赵云舒注意观察,发现那些男子十分警惕四周,显然不愿意被人发觉行动。
“我是夏国情报部陕西司的王长亮,这是我的证件。”
领头男子从怀里摸出一个巴掌大小、熟皮包裹的小本本,朝着赵云舒打开来。
里面密密麻麻的都是字,还有很多印章。
赵云舒出身医学世家,自然是识字的。只见上面写道:夏国情报部陕西司第一组组长。
下面是姓名,还有很难彷造的印章。
听说是夏国的人,赵云舒的心绪更加稳妥了一些。
她虽然没有去过夏国,但也曾听人说起过,夏国跟天堂一样。
给她看完证件后,王长亮才说出目的。
“我们有人在军中,令尊临终前说的话亦听在耳中。请问赵女士,您的师兄是否叫吴有性?”
听到熟悉的名字,赵云舒心里一暖。
“正是。
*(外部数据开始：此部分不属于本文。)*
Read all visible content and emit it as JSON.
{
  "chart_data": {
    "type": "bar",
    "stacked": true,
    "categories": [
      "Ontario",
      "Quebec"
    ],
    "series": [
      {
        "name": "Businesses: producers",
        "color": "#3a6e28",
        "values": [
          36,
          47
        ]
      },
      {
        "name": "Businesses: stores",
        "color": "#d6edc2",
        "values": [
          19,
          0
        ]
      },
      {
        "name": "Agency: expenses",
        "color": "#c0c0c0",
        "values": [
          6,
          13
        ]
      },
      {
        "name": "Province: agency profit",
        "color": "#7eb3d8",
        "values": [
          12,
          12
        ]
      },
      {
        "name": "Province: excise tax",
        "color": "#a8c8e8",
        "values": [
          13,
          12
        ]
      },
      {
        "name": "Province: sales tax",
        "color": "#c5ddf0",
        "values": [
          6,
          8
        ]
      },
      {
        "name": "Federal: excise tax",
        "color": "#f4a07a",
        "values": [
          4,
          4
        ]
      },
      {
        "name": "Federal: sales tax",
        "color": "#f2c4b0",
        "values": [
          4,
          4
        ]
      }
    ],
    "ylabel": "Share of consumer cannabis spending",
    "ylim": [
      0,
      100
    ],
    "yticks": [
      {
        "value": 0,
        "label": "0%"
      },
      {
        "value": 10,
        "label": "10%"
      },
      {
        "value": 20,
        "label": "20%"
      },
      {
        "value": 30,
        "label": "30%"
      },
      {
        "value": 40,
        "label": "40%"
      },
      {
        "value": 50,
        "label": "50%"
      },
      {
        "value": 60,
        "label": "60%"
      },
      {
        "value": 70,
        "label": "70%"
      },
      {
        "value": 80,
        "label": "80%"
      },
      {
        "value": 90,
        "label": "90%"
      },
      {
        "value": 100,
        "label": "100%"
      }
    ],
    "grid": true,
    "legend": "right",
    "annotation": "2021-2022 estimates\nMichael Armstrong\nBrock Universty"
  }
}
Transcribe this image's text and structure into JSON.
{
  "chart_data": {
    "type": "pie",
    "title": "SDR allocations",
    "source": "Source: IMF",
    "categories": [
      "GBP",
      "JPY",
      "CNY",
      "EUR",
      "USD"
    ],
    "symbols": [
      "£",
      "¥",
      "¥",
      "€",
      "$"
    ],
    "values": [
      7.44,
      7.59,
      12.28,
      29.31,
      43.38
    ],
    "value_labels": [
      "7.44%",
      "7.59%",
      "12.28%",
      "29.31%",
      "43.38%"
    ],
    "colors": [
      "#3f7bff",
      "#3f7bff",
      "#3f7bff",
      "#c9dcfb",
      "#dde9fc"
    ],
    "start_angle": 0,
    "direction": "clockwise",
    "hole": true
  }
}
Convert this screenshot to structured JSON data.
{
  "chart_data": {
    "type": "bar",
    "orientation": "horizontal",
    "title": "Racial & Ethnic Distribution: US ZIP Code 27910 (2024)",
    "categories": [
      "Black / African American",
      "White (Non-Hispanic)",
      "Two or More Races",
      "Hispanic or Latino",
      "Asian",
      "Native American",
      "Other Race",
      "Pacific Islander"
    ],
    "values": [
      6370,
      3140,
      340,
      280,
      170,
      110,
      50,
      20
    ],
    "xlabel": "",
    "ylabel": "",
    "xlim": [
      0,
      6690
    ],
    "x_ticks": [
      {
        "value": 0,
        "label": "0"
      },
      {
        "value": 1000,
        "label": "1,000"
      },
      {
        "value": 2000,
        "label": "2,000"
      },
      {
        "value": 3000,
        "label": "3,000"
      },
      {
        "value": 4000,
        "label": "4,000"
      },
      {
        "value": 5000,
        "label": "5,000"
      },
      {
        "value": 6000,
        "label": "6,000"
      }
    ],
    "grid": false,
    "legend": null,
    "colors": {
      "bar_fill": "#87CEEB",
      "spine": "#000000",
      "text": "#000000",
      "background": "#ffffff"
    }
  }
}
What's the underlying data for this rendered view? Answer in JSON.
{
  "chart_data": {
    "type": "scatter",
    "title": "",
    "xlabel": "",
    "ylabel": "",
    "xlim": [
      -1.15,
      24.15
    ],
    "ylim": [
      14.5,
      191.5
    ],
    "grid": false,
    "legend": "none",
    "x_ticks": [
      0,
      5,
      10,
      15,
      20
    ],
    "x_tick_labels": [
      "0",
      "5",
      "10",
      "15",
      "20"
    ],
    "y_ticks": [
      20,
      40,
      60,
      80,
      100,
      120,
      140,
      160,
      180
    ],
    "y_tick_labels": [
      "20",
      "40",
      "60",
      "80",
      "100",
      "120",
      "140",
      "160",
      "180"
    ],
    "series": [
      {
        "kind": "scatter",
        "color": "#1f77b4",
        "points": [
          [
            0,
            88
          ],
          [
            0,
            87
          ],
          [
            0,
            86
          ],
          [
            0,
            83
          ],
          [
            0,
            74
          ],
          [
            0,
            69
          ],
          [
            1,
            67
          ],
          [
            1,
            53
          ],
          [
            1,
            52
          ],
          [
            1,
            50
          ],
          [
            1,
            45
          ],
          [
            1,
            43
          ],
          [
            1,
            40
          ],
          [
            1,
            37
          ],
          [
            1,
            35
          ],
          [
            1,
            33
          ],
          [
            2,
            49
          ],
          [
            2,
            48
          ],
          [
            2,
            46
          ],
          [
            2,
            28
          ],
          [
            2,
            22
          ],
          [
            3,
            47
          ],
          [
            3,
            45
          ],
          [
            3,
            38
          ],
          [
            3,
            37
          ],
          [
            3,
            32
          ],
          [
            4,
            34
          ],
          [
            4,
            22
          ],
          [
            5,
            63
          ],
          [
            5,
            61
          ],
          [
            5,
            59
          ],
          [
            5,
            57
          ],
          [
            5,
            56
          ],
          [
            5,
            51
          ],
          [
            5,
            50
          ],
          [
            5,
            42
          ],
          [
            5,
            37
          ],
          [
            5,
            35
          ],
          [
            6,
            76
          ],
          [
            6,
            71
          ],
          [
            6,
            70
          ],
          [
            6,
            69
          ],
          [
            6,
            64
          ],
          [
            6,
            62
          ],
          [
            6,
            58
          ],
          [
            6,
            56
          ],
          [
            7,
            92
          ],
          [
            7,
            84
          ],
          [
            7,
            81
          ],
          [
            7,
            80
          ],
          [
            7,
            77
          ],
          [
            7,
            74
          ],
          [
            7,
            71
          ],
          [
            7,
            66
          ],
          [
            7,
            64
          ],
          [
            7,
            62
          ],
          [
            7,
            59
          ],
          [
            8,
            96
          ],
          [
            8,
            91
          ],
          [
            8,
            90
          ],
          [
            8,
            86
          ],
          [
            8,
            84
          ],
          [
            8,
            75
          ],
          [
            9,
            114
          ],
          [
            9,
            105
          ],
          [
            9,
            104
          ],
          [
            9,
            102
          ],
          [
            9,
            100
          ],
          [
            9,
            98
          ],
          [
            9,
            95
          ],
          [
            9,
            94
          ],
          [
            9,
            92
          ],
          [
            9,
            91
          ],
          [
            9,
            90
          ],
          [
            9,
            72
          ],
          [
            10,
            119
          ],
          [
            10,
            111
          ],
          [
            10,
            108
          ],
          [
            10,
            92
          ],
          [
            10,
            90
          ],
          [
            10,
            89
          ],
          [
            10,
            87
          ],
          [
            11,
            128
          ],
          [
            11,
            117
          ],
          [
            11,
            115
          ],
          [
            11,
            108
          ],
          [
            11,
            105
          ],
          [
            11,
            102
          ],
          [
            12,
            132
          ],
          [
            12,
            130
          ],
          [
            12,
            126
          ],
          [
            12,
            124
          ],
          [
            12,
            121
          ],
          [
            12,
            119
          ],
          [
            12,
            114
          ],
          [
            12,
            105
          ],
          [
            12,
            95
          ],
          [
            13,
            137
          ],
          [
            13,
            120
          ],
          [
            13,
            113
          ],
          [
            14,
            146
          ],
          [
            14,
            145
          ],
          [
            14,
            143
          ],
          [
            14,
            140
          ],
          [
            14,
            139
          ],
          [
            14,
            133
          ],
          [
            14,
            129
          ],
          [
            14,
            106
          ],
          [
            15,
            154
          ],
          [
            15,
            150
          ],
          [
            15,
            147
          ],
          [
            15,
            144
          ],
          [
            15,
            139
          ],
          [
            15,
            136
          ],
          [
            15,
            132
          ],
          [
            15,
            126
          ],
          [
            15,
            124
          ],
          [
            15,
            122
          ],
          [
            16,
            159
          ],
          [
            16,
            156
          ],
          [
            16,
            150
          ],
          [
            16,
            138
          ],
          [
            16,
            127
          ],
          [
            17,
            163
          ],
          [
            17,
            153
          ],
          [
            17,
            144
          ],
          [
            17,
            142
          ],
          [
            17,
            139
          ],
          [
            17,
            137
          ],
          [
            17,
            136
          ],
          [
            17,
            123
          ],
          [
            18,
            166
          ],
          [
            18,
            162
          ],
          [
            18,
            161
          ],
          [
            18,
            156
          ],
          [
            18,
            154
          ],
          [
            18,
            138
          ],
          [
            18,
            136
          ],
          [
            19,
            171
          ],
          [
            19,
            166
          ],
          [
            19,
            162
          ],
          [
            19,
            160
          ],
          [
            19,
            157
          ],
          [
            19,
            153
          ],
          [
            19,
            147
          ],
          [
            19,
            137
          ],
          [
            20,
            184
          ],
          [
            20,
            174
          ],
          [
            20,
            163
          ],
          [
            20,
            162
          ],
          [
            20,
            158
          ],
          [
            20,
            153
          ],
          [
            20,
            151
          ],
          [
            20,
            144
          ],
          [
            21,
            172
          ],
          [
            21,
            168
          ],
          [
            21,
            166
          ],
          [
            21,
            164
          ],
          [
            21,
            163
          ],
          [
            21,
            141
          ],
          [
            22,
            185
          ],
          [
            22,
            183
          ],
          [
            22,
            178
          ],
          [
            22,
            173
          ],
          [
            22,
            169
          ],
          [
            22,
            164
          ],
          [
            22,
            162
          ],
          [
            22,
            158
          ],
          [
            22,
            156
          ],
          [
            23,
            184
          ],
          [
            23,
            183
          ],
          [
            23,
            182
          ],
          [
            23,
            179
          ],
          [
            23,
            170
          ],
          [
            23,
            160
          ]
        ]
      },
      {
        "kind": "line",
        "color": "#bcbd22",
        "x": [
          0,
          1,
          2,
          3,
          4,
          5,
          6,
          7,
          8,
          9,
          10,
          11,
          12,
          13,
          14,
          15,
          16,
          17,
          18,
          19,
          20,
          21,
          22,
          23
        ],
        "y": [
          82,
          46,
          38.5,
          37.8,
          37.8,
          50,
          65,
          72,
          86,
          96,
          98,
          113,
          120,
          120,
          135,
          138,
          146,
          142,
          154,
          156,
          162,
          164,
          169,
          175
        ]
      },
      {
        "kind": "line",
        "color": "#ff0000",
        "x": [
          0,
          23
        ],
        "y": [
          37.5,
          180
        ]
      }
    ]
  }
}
家父有言,让奴家前往山东去寻他。只是千里迢迢,奴家羸弱之躯,怕是万难做到。”
王长亮隔着面巾露出一个笑脸。
“我们正是知道如此,因此才登门的。赵女士可能有所不知,您的师兄乃是我们夏国卫生部防疫司的司长。您是吴司长的亲属,我们有责任将您安全护送到山东。”
赵云舒已经许多年没有见过师兄了,听闻吴有性居然在夏国做了官。虽然不知道官位多大,但还是不免一喜。
“此言当真?”
王长亮哈哈笑起。
“要不是路途太远,时间不及,倒是可以请吴司长给您写封信作为确认。不过此事自然是千真万确的,吴司长到了夏国之后,着实立了大功。瘴气之症便是吴司长攻克的,因功而升官,不知多少人感激他呢。”
父亲的死讯之后,乍闻吴有性的消息,赵云舒痛苦的内心多少得到了抚慰。
她想到了关键之处。
“你们当真可以护送我们母子去山东?”
王长亮知道这女子多疑,因此只能说实在的。